Comment by embedding-shape

9 hours ago

Wait, why are you mixing the two? You can have the software be under an open source license, yet still not be a monk that has taken a vow of poverty, it's not black and white.

AFAIK (as a long-term Obsidian daily user) Obsidian makes their money on various things attached to the editor/viewer itself, but don't actually charge for the editor/viewer. Even if they did, they could still slap a FOSS license on it, and continue charging for the parts they charge for today.

I'm guessing it's something else they're worried about though, rather than those things.

I agree with your very last part though, but I don't agree you cannot make it open source at the same time.

I'm mixing the two because I think developers should value their time and profit from the value they add. I want them to build viable businesses so they get wealthy from their efforts and can continue keeping useful products alive.

There's no value to their business to open sourcing the product. Open source risks losing customers to knock-off competitors or fragmenting their plugin ecoystem (which is a lot of Obsidians moat).

  • > I'm mixing the two because I think developers should value their time and profit from the value they add. I want them to build viable businesses so they get wealthy from their efforts and can continue keeping useful products alive.

    I think exactly the same as you, but that doesn't give me the myopic view of "either you do open source or you get rich"

    > There's no value to their business to open sourcing the product. Open source risks losing customers to knock-off competitors or fragmenting their plugin ecoystem (which is a lot of Obsidians moat).

    You know this because you spent a whole of two minutes thinking about it?

    It'd make a different bet, that Obsidian is popular today, but if they went FOSS, they'd become ubiquitous. Probably some copy-pasted competitors would appear as quickly as they'd disappear, because they're not Team Obsidian, and obviously don't know as much as Obsidian does.

    But anyways, this is all speculation, I don't know for sure what would happen either, but at least I'm humble enough to know I don't know.

Reading their other comments, they are under the mistaken impression that every line of code written by a human should have a dollar sign attached to it.

No consideration given that lots of people contribute voluntarily to open-source projects or even release their projects/code for free because they enjoy writing code and engaging with the broader open source or free software community.

"Wait, why are you mixing the two?
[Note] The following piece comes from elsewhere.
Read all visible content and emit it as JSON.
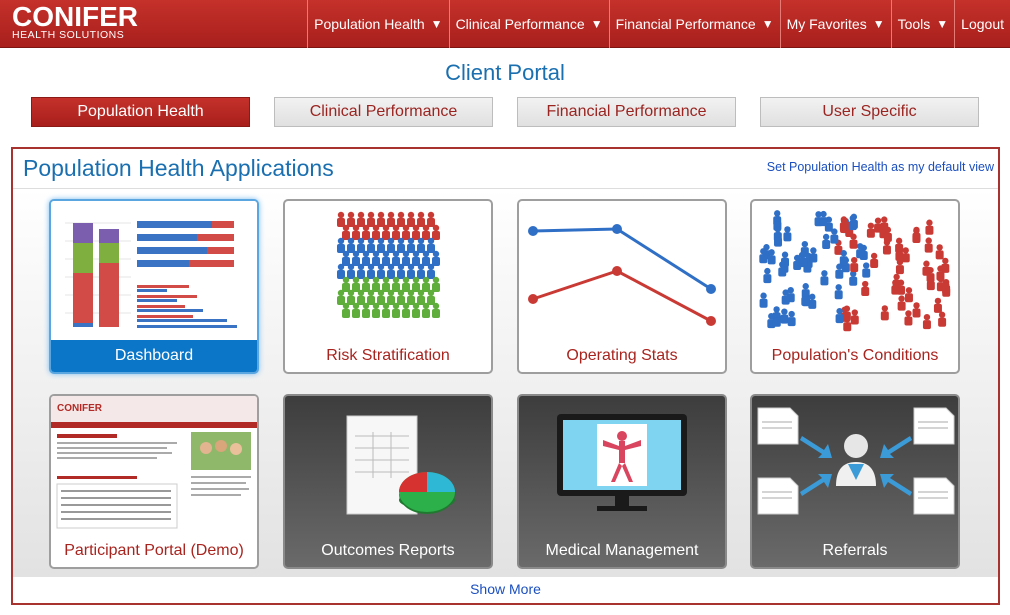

You can have the software be under an open source license, yet still not be a monk that has taken a vow of poverty, it's not black and white."

I don't think they are mixing the two. If they open sourced it, there would be immediate competition. Anyone could fork it and circumvent/compete with any premium features they might want to add to it in the future.

It's very hard to use this model to actually build a profitable company.

The only open source projects that can actually sustain themselves financially get handouts from large corporations (or are eventually purchased by them).

  • Well they'd just release it under a non-commercial license. The majority of their income comes from Obsidian Sync, and someone can't just host their own version of Obsidian Sync for all the Obsidian users for free. And there are already self-hosted alternatives to Obsidian Sync, in fact Obsidian even endorses them themselves[1].

    As for their other paid service, Obsidian Publish, since all Obsidian notes are in plain markdown there are already many free alternatives.

    So open sourcing would not harm any of those income streams. It's not about Obsidian losing profit. If you want to read the actual reasons they have decided not to open source Obsidian, they have talked about it on their forums[2]

    [1] https://obsidian.md/help/sync-notes [2] https://forum.obsidian.md/t/open-sourcing-of-obsidian/1515/1...

    • > So open sourcing would not harm any of those income streams.

      Obsidian's income streams are based on Obsidian having easy-to-use easy-to-setup ways to sync and publish built-in. If Obsidian were open source, someone could fork it and remove or replace those built-in methods, which has the potential to harm their income streams. Whether it actually would and by how much depends on a lot of unknowns and is all just conjecture, but _if_ such a fork became somehow more popular than Obsidian proper, that'd definitely affect them.

  • > If they open sourced it, there would be immediate competition. Anyone could fork it and circumvent/compete with any premium features they might want to add to it in the future.

    Would it? Something like Zulip seems like a way better target in that case, but Zulip seems to manage just fine with open-source code and running their own platform people can pay for.

    Not saying it is easy nor not hard, I'm just saying I don't agree with "either you do open source, or you go broke" because history shows us there are more choices than that.